Вот тут я пожалела, что Андрей не предупредил, когда . Митя зайдет, чтобы послушать маму! У нее действительно часто болело сердце, но я была уверена, что это нервная болезнь, связанная с ее увлечениями, о которых я, разумеется, не могла говорить при маме. Например, в 20-м году, когда мы только что переехали на Михайловскую и в доме не было ничего, кроме сушеных овощей (так что мне приходилось каждый день класть в кастрюлю одинаковое количество палочек моркови, свеклы и репы), мама вдруг увлеклась кино.

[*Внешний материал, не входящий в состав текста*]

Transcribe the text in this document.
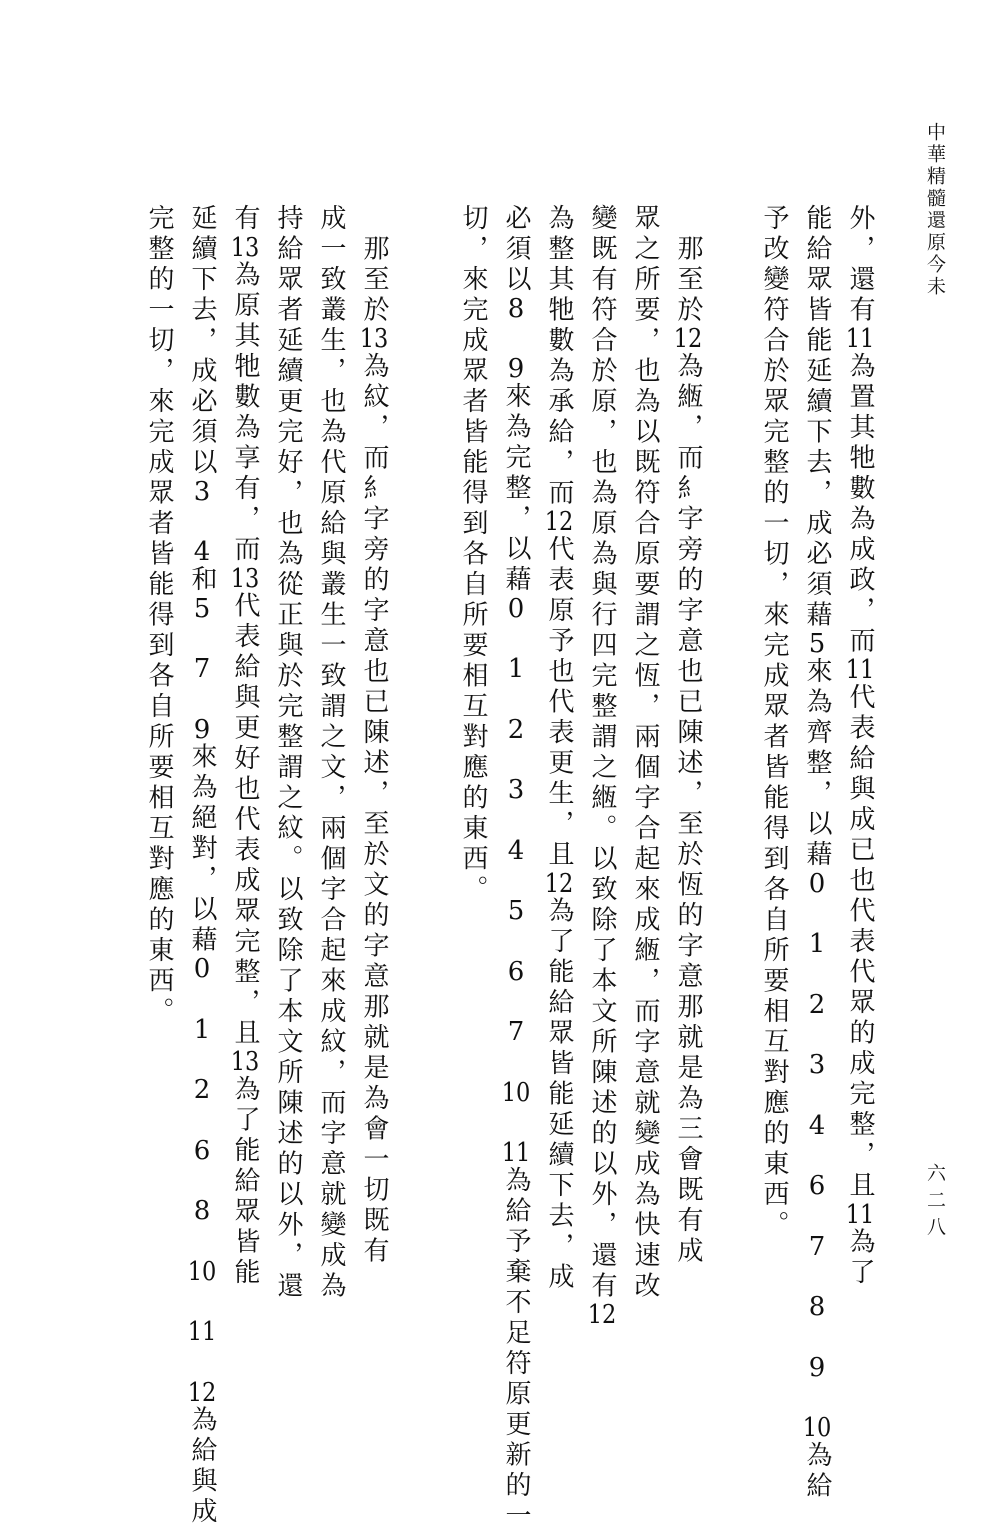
中華精髓還原今未
六二八
外，還有11為置其牠數為成政，而11代表給與成已也代表代眾的成完整，且11為了
能給眾皆能延續下去，成必須藉5來為齊整，以藉0 1 2 3 4 6 7 8 9 10為給
予改變符合於眾完整的一切，來完成眾者皆能得到各自所要相互對應的東西。
　那至於12為緪，而糹字旁的字意也已陳述，至於恆的字意那就是為三會既有成
眾之所要，也為以既符合原要謂之恆，兩個字合起來成緪，而字意就變成為快速改
變既有符合於原，也為原為與行四完整謂之緪。以致除了本文所陳述的以外，還有12
為整其牠數為承給，而12代表原予也代表更生，且12為了能給眾皆能延續下去，成
必須以8 9來為完整，以藉0 1 2 3 4 5 6 7 10 11為給予棄不足符原更新的一
切，來完成眾者皆能得到各自所要相互對應的東西。
　那至於13為紋，而糹字旁的字意也已陳述，至於文的字意那就是為會一切既有
成一致叢生，也為代原給與叢生一致謂之文，兩個字合起來成紋，而字意就變成為
持給眾者延續更完好，也為從正與於完整謂之紋。以致除了本文所陳述的以外，還
有13為原其牠數為享有，而13代表給與更好也代表成眾完整，且13為了能給眾皆能
延續下去，成必須以3 4和5 7 9來為絕對，以藉0 1 2 6 8 10 11 12為給與成
完整的一切，來完成眾者皆能得到各自所要相互對應的東西。
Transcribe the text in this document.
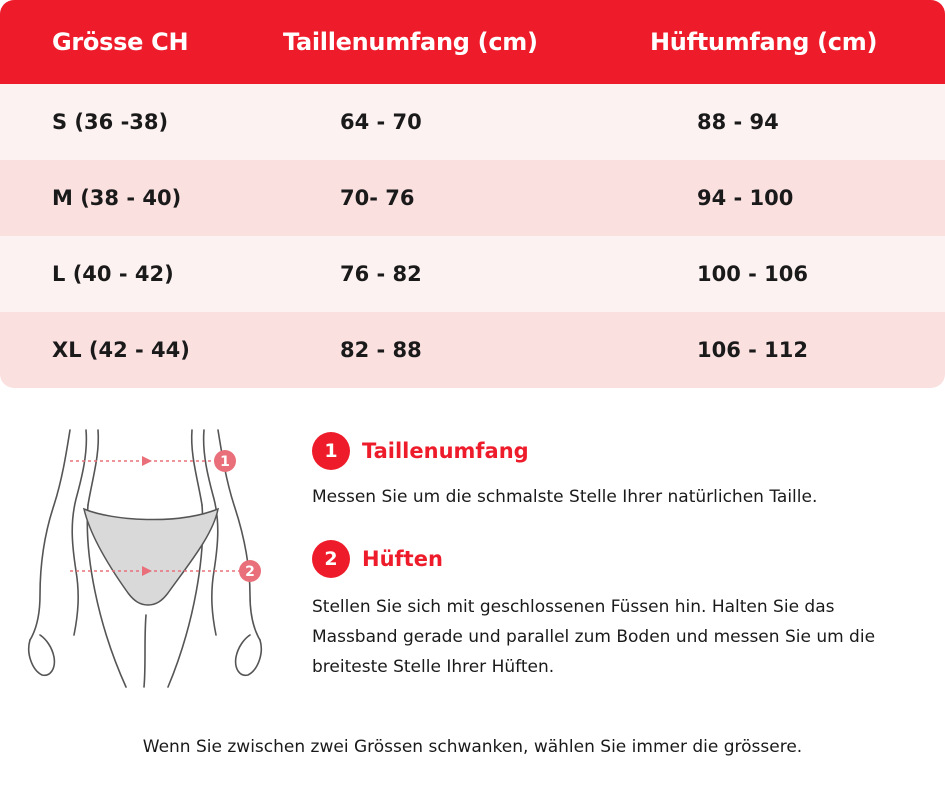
Grösse CH	Taillenumfang (cm)	Hüftumfang (cm)
S (36 -38)	64 - 70	88 - 94
M (38 - 40)	70- 76	94 - 100
L (40 - 42)	76 - 82	100 - 106
XL (42 - 44)	82 - 88	106 - 112
1
2
1	Taillenumfang
Messen Sie um die schmalste Stelle Ihrer natürlichen Taille.
2	Hüften
Stellen Sie sich mit geschlossenen Füssen hin. Halten Sie das Massband gerade und parallel zum Boden und messen Sie um die breiteste Stelle Ihrer Hüften.
Wenn Sie zwischen zwei Grössen schwanken, wählen Sie immer die grössere.
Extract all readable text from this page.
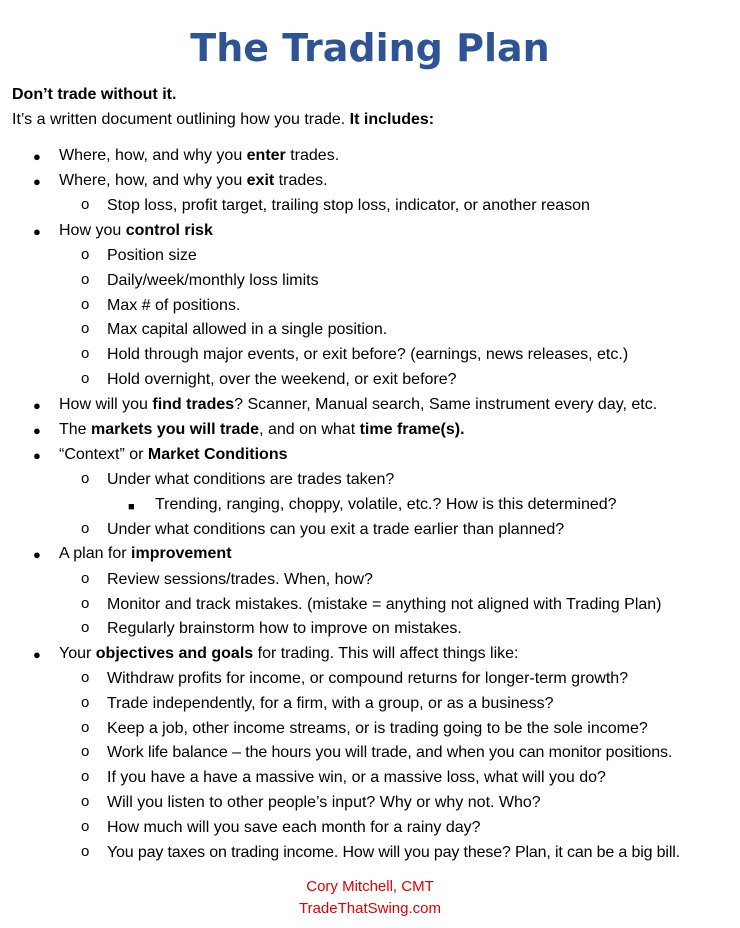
The Trading Plan
Don’t trade without it.
It’s a written document outlining how you trade. It includes:
● Where, how, and why you enter trades.
● Where, how, and why you exit trades.
o Stop loss, profit target, trailing stop loss, indicator, or another reason
● How you control risk
o Position size
o Daily/week/monthly loss limits
o Max # of positions.
o Max capital allowed in a single position.
o Hold through major events, or exit before? (earnings, news releases, etc.)
o Hold overnight, over the weekend, or exit before?
● How will you find trades? Scanner, Manual search, Same instrument every day, etc.
● The markets you will trade, and on what time frame(s).
● “Context” or Market Conditions
o Under what conditions are trades taken?
■ Trending, ranging, choppy, volatile, etc.? How is this determined?
o Under what conditions can you exit a trade earlier than planned?
● A plan for improvement
o Review sessions/trades. When, how?
o Monitor and track mistakes. (mistake = anything not aligned with Trading Plan)
o Regularly brainstorm how to improve on mistakes.
● Your objectives and goals for trading. This will affect things like:
o Withdraw profits for income, or compound returns for longer-term growth?
o Trade independently, for a firm, with a group, or as a business?
o Keep a job, other income streams, or is trading going to be the sole income?
o Work life balance – the hours you will trade, and when you can monitor positions.
o If you have a have a massive win, or a massive loss, what will you do?
o Will you listen to other people’s input? Why or why not. Who?
o How much will you save each month for a rainy day?
o You pay taxes on trading income. How will you pay these? Plan, it can be a big bill.
Cory Mitchell, CMT
TradeThatSwing.com
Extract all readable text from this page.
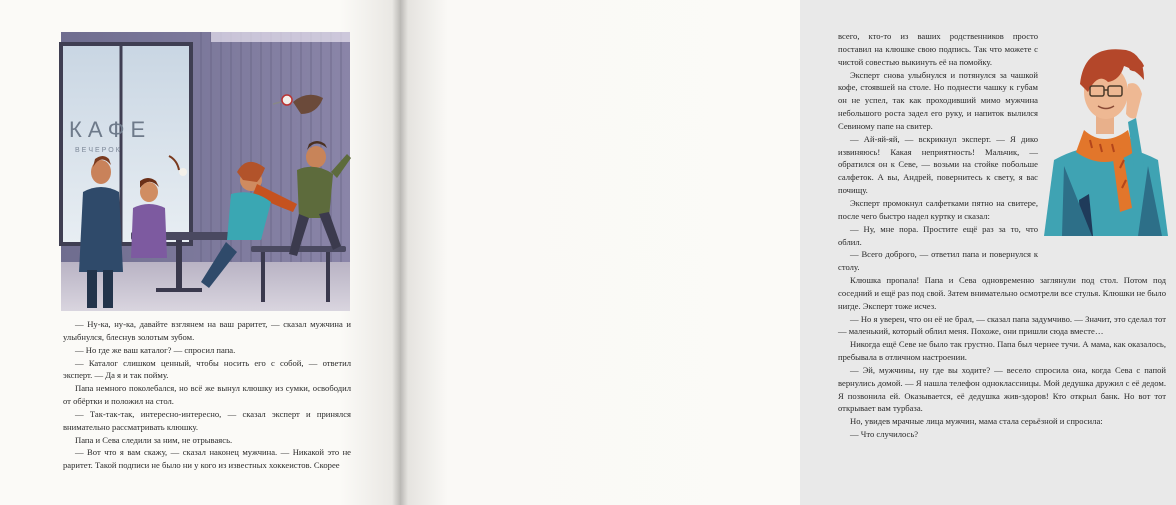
КАФЕ
ВЕЧЕРОК

— Ну-ка, ну-ка, давайте взглянем на ваш раритет, — сказал мужчина и улыбнулся, блеснув золотым зубом.

— Но где же ваш каталог? — спросил папа.

— Каталог слишком ценный, чтобы носить его с собой, — ответил эксперт. — Да я и так пойму.

Папа немного поколебался, но всё же вынул клюшку из сумки, освободил от обёртки и положил на стол.

— Так-так-так, интересно-интересно, — сказал эксперт и принялся внимательно рассматривать клюшку.

Папа и Сева следили за ним, не отрываясь.

— Вот что я вам скажу, — сказал наконец мужчина. — Никакой это не раритет. Такой подписи не было ни у кого из известных хоккеистов. Скорее

всего, кто-то из ваших родственников просто поставил на клюшке свою подпись. Так что можете с чистой совестью выкинуть её на помойку.

Эксперт снова улыбнулся и потянулся за чашкой кофе, стоявшей на столе. Но поднести чашку к губам он не успел, так как проходивший мимо мужчина небольшого роста задел его руку, и напиток вылился Севиному папе на свитер.

— Ай-яй-яй, — вскрикнул эксперт. — Я дико извиняюсь! Какая неприятность! Мальчик, — обратился он к Севе, — возьми на стойке побольше салфеток. А вы, Андрей, повернитесь к свету, я вас почищу.

Эксперт промокнул салфетками пятно на свитере, после чего быстро надел куртку и сказал:

— Ну, мне пора. Простите ещё раз за то, что облил.

— Всего доброго, — ответил папа и повернулся к столу.

Клюшка пропала! Папа и Сева одновременно заглянули под стол. Потом под соседний и ещё раз под свой. Затем внимательно осмотрели все стулья. Клюшки не было нигде. Эксперт тоже исчез.

— Но я уверен, что он её не брал, — сказал папа задумчиво. — Значит, это сделал тот — маленький, который облил меня. Похоже, они пришли сюда вместе…

Никогда ещё Севе не было так грустно. Папа был чернее тучи. А мама, как оказалось, пребывала в отличном настроении.

— Эй, мужчины, ну где вы ходите? — весело спросила она, когда Сева с папой вернулись домой. — Я нашла телефон одноклассницы. Мой дедушка дружил с её дедом. Я позвонила ей. Оказывается, её дедушка жив-здоров! Кто открыл банк. Но вот тот открывает вам турбаза.

Но, увидев мрачные лица мужчин, мама стала серьёзной и спросила:

— Что случилось?
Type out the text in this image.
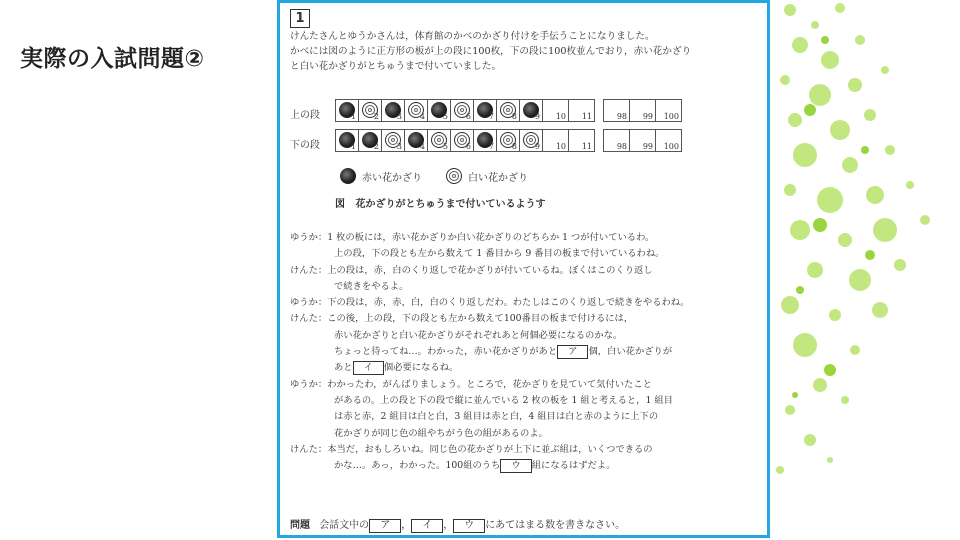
実際の入試問題②
1
けんたさんとゆうかさんは，体育館のかべのかざり付けを手伝うことになりました。
かべには図のように正方形の板が上の段に100枚，下の段に100枚並んでおり，赤い花かざり
と白い花かざりがとちゅうまで付いていました。
上の段	1	2	3	4	5	6	7	8	9	10	11		98	99	100
下の段	1	2	3	4	5	6	7	8	9	10	11		98	99	100
赤い花かざり	白い花かざり
図 花かざりがとちゅうまで付いているようす
ゆうか：1 枚の板には，赤い花かざりか白い花かざりのどちらか 1 つが付いているわ。
上の段，下の段とも左から数えて 1 番目から 9 番目の板まで付いているわね。
けんた：上の段は，赤，白のくり返しで花かざりが付いているね。ぼくはこのくり返し
で続きをやるよ。
ゆうか：下の段は，赤，赤，白，白のくり返しだわ。わたしはこのくり返しで続きをやるわね。
けんた：この後，上の段，下の段とも左から数えて100番目の板まで付けるには，
赤い花かざりと白い花かざりがそれぞれあと何個必要になるのかな。
ちょっと待ってね…。わかった，赤い花かざりがあと ア 個，白い花かざりが
あと イ 個必要になるね。
ゆうか：わかったわ，がんばりましょう。ところで，花かざりを見ていて気付いたこと
があるの。上の段と下の段で縦に並んでいる 2 枚の板を 1 組と考えると，1 組目
は赤と赤，2 組目は白と白，3 組目は赤と白，4 組目は白と赤のように上下の
花かざりが同じ色の組やちがう色の組があるのよ。
けんた：本当だ，おもしろいね。同じ色の花かざりが上下に並ぶ組は，いくつできるの
かな…。あっ，わかった。100組のうち ウ 組になるはずだよ。
問題 会話文中の ア ， イ ， ウ にあてはまる数を書きなさい。
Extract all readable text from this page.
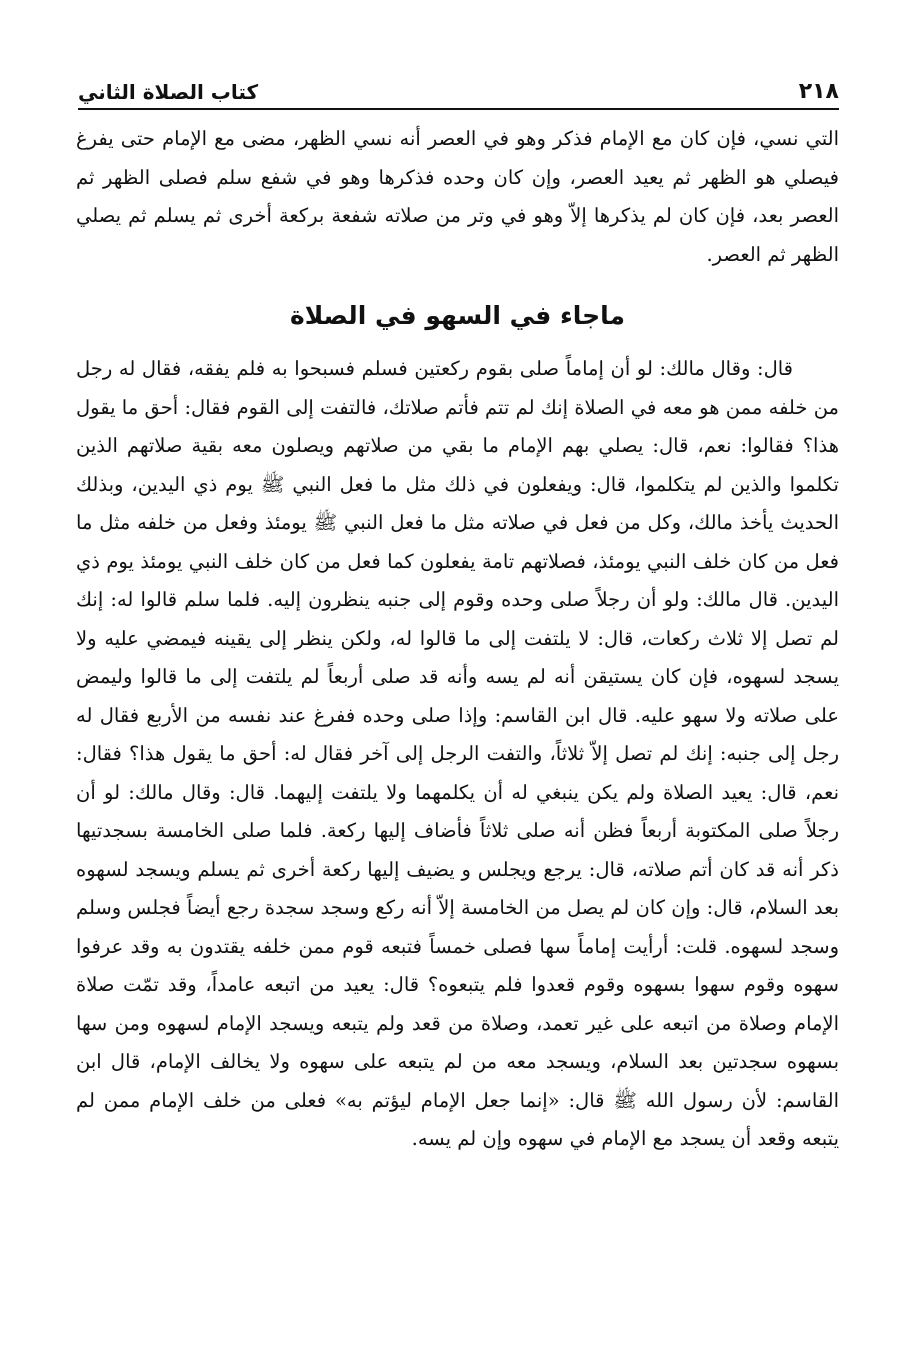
٢١٨
كتاب الصلاة الثاني

التي نسي، فإن كان مع الإمام فذكر وهو في العصر أنه نسي الظهر، مضى مع الإمام حتى يفرغ فيصلي هو الظهر ثم يعيد العصر، وإن كان وحده فذكرها وهو في شفع سلم فصلى الظهر ثم العصر بعد، فإن كان لم يذكرها إلاّ وهو في وتر من صلاته شفعة بركعة أخرى ثم يسلم ثم يصلي الظهر ثم العصر.

ماجاء في السهو في الصلاة

قال: وقال مالك: لو أن إماماً صلى بقوم ركعتين فسلم فسبحوا به فلم يفقه، فقال له رجل من خلفه ممن هو معه في الصلاة إنك لم تتم فأتم صلاتك، فالتفت إلى القوم فقال: أحق ما يقول هذا؟ فقالوا: نعم، قال: يصلي بهم الإمام ما بقي من صلاتهم ويصلون معه بقية صلاتهم الذين تكلموا والذين لم يتكلموا، قال: ويفعلون في ذلك مثل ما فعل النبي ﷺ يوم ذي اليدين، وبذلك الحديث يأخذ مالك، وكل من فعل في صلاته مثل ما فعل النبي ﷺ يومئذ وفعل من خلفه مثل ما فعل من كان خلف النبي يومئذ، فصلاتهم تامة يفعلون كما فعل من كان خلف النبي يومئذ يوم ذي اليدين. قال مالك: ولو أن رجلاً صلى وحده وقوم إلى جنبه ينظرون إليه. فلما سلم قالوا له: إنك لم تصل إلا ثلاث ركعات، قال: لا يلتفت إلى ما قالوا له، ولكن ينظر إلى يقينه فيمضي عليه ولا يسجد لسهوه، فإن كان يستيقن أنه لم يسه وأنه قد صلى أربعاً لم يلتفت إلى ما قالوا وليمض على صلاته ولا سهو عليه. قال ابن القاسم: وإذا صلى وحده ففرغ عند نفسه من الأربع فقال له رجل إلى جنبه: إنك لم تصل إلاّ ثلاثاً، والتفت الرجل إلى آخر فقال له: أحق ما يقول هذا؟ فقال: نعم، قال: يعيد الصلاة ولم يكن ينبغي له أن يكلمهما ولا يلتفت إليهما. قال: وقال مالك: لو أن رجلاً صلى المكتوبة أربعاً فظن أنه صلى ثلاثاً فأضاف إليها ركعة. فلما صلى الخامسة بسجدتيها ذكر أنه قد كان أتم صلاته، قال: يرجع ويجلس و يضيف إليها ركعة أخرى ثم يسلم ويسجد لسهوه بعد السلام، قال: وإن كان لم يصل من الخامسة إلاّ أنه ركع وسجد سجدة رجع أيضاً فجلس وسلم وسجد لسهوه. قلت: أرأيت إماماً سها فصلى خمساً فتبعه قوم ممن خلفه يقتدون به وقد عرفوا سهوه وقوم سهوا بسهوه وقوم قعدوا فلم يتبعوه؟ قال: يعيد من اتبعه عامداً، وقد تمّت صلاة الإمام وصلاة من اتبعه على غير تعمد، وصلاة من قعد ولم يتبعه ويسجد الإمام لسهوه ومن سها بسهوه سجدتين بعد السلام، ويسجد معه من لم يتبعه على سهوه ولا يخالف الإمام، قال ابن القاسم: لأن رسول الله ﷺ قال: «إنما جعل الإمام ليؤتم به» فعلى من خلف الإمام ممن لم يتبعه وقعد أن يسجد مع الإمام في سهوه وإن لم يسه.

Сперва все было хорошо, может быть потому, что шли картины из иностранной жизни и мама оставалась равнодушной к страданиям чуждых ей «королев полусвета». Но потом содержатель кино нашел где-то в самом Лопахине много русских картин с участием Мозжухина и Веры Холодной, и мама так увлеклась, что ни о чем больше не могла ни думать, ни говорить. Каждый вечер, возвращаясь из кино, она приглашала Марию Петровну и Надежду Петровну и, помолодевшая, повеселевшая, с воодушевлением рассказывала очередную фильму — тогда говорили не фильм, а фильма. Особенно сильные сцены она изображала в лицах и однажды чуть не выбросилась через окно, играя Лисенко в «Не подходите к ней с расспросами…» — это была знаменитая фильма.
Это повторилось совсем недавно, когда мама вдруг затосковала по Петрограду, по Нарвской заставе, вообще по тем годам, когда она работала у мадам Бризак за восемь с полтиной в месяц. Я стала доказывать, что это политическая незрелость, но она ответила: «Ах, Танечка, ты не понимаешь, я была тогда молода!» Давным-давно она не вспоминала о Василии Алексеевиче Быстрове, а тут вдруг села писать ему на Путиловский завод и рассердилась, когда я стала подшучивать, что этот загадочный Василий Алексеевич, наверно, был в нее когда-то влюблен. Две недели только и было разговоров о том, что летом мама возьмет отпуск, поедет со мной в Петроград и найдет Василия
Алексеевича, который теперь, после революции, по маминому мнению, должен был стать по меньшей мере председателем горсовета.
Но вот кончилось и это увлечение, и в несколько дней мама так изменилась, что ее стало трудно узнать. Скучная, усталая, она бродила по комнате и жаловалась на сердце. Какой-то врач велел ей прикладывать к сердцу блин из белой глины, и каждый день она прикладывала этот блин, но сердце не проходило.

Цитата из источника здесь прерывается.